Zooming through the conceptual layers

This is, arguably, the most important skills in programming, so lets exercise it!

What conceptually most of the language models do? They calculate (and then sample from) probability distributions for all the sequences of words they have been trained on.

So, this is the Bayesian rule, Markov models, etc. This is exactly where we could stop – conceptually, there is nothing, but a probabilistic model, with a bunch of well-known “tricks” – well-known for not being anything but probabilities.

What operationally most of the languages models do? They produce a binary artifact, which is a representation of an abstract multi-dimensional vector-space in which so-called “word-embeddings” are “topologically sorted” (by an abstract distance or “proximity”).

This is a less-wrong operational definition. It is indeed a “sorting” problem, but instead of a linear sequence (in a 1D, linear “space”) we “sort” (or cluster up) in an abstract nD space.

The actual “distances” are encoded (embedded into the structure) as an additional layer of weights, which are being “updated” (destructively) with each new iteration of the training process.

So this is not the usual graph of “gradients” (the actual weights) within an “algebraic expression”, it is an additional component “super-imposed” onto it, or an “index”.

By updating this “positional encoding” we “sort” the “space” of “word embeddings”. The whole thing therefore is a form of “indexing”. Too many quotes, huh?

We index on abstract “distances” based on frequencies of “observed” linear sequences of words and sentences in the training set.

Notice that there is literally no place for any form “intelligence” to “emerge” so far.

Math

First of all, “hypercubes” and “hyperplanes” are just mathematical memes. They are our abstract interpretations of certain formulas and transformations.

The formulas and corresponding transformations are sound, while our interpretations of them – the names we call and concepts we use –, are bullshit.

Addition (putting together) and scaling (multiplication by a Real) and weighted sums in general, are “universal notions”, so are the graphs of these, and partial differentiation of these graphs.

A river, which at its source are multitude of individual streams with different flow rates is what your parital differentiation of a tree-shaped graph is. Universal.

First of all. there is no such thing as dimensions outside our heads. The fact that a motion (and forces) in a psysical space can be modeled using 3-component vectors does not justify extension of this method to arbirary abstractions.

Another fact, that in a resulting model the motions against each access are independent from each other is the fact about this Universa, and has no other implications.

And no, ti time IS NOT another, “orthogonal” dimension. It is an unrelated abstract concept, and by definition is not orthogonal in the first place. It is completely unrelared.

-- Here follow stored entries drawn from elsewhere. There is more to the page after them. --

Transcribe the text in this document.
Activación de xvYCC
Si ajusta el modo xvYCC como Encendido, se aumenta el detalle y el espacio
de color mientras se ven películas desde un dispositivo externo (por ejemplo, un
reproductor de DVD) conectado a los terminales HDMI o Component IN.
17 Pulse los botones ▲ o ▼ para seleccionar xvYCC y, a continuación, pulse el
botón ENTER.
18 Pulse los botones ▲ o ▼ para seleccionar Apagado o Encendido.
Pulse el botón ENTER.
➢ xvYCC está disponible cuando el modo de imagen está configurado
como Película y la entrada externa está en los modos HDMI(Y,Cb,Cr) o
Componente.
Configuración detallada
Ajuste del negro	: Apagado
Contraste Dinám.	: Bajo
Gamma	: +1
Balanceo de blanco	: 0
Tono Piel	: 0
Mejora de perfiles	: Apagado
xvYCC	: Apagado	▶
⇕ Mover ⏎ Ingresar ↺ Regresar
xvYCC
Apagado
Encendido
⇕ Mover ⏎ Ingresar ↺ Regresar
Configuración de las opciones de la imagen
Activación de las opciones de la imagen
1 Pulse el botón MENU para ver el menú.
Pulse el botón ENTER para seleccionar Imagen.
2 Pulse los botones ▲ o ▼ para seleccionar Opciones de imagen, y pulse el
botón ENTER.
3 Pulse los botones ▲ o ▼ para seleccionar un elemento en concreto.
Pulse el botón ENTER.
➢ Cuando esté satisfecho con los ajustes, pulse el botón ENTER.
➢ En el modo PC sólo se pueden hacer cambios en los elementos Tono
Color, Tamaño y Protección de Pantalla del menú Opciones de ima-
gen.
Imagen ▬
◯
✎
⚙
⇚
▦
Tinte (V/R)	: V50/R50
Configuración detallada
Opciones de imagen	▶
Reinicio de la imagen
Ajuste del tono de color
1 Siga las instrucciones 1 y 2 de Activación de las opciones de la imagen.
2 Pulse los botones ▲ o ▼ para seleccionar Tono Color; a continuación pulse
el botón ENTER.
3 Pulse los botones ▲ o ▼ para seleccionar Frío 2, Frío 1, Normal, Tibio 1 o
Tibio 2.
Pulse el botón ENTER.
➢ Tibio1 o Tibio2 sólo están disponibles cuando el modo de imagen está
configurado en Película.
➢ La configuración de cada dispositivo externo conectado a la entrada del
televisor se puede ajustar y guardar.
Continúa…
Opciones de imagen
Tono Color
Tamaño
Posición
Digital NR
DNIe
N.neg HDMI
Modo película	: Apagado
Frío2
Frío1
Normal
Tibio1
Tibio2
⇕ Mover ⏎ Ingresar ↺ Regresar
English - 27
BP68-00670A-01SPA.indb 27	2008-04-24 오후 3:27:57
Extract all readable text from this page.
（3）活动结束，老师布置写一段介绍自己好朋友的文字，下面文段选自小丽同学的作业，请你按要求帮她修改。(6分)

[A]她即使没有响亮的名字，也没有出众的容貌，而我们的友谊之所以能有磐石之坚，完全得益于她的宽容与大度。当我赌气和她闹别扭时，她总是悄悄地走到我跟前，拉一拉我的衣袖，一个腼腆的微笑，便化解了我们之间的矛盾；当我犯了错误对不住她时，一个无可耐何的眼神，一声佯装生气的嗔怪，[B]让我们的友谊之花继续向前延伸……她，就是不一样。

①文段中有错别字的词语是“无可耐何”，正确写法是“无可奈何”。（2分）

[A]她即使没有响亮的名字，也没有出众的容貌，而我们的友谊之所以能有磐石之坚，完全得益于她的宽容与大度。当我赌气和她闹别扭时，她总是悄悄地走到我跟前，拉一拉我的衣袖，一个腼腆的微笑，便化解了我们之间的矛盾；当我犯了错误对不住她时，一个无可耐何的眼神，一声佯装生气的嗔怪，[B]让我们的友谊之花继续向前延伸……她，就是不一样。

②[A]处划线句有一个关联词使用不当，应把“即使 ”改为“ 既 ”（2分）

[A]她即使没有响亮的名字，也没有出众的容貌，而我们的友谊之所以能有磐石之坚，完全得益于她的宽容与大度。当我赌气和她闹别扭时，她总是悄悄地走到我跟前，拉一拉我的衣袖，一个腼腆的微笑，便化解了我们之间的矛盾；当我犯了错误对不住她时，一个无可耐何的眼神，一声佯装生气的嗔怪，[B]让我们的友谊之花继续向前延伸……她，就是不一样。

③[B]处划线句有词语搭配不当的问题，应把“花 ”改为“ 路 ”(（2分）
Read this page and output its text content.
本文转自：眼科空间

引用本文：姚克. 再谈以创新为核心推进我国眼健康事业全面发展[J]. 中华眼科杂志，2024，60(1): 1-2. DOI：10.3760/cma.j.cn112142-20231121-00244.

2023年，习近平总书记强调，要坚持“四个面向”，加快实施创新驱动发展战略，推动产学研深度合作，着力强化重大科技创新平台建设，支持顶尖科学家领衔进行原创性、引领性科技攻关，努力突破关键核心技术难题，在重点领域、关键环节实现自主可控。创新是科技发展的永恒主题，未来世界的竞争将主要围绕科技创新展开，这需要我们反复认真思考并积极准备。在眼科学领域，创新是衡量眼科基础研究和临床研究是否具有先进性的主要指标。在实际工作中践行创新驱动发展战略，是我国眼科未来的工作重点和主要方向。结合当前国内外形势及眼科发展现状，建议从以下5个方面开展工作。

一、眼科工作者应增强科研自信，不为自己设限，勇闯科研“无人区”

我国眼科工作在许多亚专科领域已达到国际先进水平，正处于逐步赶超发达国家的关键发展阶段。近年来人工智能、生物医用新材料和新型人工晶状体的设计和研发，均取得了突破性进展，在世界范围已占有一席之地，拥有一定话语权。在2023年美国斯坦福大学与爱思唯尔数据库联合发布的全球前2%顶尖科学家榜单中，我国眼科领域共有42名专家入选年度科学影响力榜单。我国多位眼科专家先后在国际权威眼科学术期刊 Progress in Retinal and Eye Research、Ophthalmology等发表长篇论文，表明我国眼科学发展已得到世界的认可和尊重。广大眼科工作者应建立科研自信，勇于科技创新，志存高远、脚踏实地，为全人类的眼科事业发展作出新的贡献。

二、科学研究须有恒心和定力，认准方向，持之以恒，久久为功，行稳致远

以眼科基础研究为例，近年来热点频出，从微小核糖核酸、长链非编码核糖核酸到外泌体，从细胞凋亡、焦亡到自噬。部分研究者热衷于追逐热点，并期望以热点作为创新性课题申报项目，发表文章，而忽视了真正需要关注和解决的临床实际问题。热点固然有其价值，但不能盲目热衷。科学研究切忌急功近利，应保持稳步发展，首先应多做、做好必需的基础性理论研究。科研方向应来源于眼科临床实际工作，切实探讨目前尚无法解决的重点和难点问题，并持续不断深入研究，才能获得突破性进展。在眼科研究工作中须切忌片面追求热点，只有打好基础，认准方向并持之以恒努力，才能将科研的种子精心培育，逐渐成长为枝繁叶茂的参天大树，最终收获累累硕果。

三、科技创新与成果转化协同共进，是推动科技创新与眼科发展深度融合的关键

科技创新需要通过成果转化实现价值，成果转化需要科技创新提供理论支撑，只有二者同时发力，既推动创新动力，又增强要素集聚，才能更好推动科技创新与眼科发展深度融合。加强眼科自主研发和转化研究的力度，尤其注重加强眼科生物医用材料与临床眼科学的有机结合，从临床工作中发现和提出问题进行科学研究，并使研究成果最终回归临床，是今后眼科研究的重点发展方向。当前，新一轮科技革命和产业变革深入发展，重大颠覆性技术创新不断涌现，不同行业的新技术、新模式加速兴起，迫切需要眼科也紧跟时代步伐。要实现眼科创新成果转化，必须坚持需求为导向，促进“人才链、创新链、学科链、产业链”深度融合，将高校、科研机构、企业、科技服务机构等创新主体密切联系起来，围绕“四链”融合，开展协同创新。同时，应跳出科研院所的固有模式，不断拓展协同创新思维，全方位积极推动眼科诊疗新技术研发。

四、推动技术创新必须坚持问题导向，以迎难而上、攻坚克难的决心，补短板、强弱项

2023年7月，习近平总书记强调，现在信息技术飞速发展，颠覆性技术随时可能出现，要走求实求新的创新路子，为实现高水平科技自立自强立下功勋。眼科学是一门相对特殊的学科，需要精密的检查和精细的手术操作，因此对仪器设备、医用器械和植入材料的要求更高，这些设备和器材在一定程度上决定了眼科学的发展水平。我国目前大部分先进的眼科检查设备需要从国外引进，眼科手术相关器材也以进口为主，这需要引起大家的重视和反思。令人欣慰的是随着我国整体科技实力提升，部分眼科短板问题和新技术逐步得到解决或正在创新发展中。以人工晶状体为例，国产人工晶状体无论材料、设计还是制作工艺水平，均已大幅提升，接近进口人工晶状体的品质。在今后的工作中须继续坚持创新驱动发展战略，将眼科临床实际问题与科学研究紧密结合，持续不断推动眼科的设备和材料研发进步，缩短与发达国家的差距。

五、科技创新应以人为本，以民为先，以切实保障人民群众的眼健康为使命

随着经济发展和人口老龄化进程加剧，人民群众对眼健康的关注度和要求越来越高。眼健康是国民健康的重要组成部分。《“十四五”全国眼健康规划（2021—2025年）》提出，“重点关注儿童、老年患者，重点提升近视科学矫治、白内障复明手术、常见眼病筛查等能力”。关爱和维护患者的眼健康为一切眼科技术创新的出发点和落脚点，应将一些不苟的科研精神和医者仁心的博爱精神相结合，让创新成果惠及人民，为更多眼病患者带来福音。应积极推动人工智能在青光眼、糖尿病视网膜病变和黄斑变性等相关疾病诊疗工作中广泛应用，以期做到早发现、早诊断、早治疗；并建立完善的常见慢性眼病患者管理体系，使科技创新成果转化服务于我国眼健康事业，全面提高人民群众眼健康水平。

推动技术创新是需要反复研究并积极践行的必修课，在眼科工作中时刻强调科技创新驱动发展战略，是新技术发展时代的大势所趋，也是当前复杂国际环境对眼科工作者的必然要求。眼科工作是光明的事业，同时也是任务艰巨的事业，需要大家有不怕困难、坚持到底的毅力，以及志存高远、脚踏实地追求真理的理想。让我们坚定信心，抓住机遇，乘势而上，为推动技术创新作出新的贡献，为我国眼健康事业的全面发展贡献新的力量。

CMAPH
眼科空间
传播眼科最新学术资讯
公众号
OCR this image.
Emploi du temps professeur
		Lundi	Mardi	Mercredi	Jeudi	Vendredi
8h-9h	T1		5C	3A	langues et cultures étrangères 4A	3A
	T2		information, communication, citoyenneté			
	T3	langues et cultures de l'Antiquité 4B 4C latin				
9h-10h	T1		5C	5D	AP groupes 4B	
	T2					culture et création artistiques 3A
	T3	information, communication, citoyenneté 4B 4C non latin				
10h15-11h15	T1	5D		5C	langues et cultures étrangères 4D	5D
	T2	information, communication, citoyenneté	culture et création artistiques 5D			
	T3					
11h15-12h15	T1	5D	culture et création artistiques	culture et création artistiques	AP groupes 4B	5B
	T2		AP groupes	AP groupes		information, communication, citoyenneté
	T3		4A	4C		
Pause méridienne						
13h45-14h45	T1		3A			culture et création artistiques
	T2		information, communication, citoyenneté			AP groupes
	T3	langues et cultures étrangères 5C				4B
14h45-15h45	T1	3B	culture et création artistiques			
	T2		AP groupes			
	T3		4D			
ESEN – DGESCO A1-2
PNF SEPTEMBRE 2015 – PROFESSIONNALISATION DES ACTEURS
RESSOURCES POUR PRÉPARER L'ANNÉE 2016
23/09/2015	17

Last but not least, a cube (or a sphere) is only and only is within 3 “dimensions”. Something with more numbers in a vector is a different, unrelated concept.

Using component-based addition and scaling produces mathematically correct abstract (numerical) result, but the meaning (semantics) of this result is arbitrary and dependent on a particular set of assumptions.

The models use lots of well-understood mathematical techniques, which creates an illusion of enormous sophistication, where in fact it is just complexity.

partial differentiation (the actual mathematical implementation of back-propagation)
linear algebra (including so-called dimensionality reductions)
the Bayesian rule (as a measure of “belief”)
etc.

Combining (or rather mixing-and-matching) these techniques without understanding does not produce any “intelligence”. In fact, it is related to the Russell paradox – to the unrestricted use of application of anything to anything else.

The result is abstract, Hegelian-like bullshit, but mathematically sound (each individual operation is sound).

The results

The ability to calculate probabilities of all seen so far sentences (legal combinations of words) has nothing to do with the meaning (the actual “deep structure”).

This could be conceptually related to “the whole language-using community’s set of beliefs” (according to the interpretation of Bayesian statistics) but this, again, are just current memes. Beliefs are not knowledge (which has been shown sinse beginning of time).

This is especially evident with application of these training and generative techniques to a source code.

There is no notion of principle-guided building of layers of optimal abstractions from the ground up. It is just probabilities of next symbols in a row.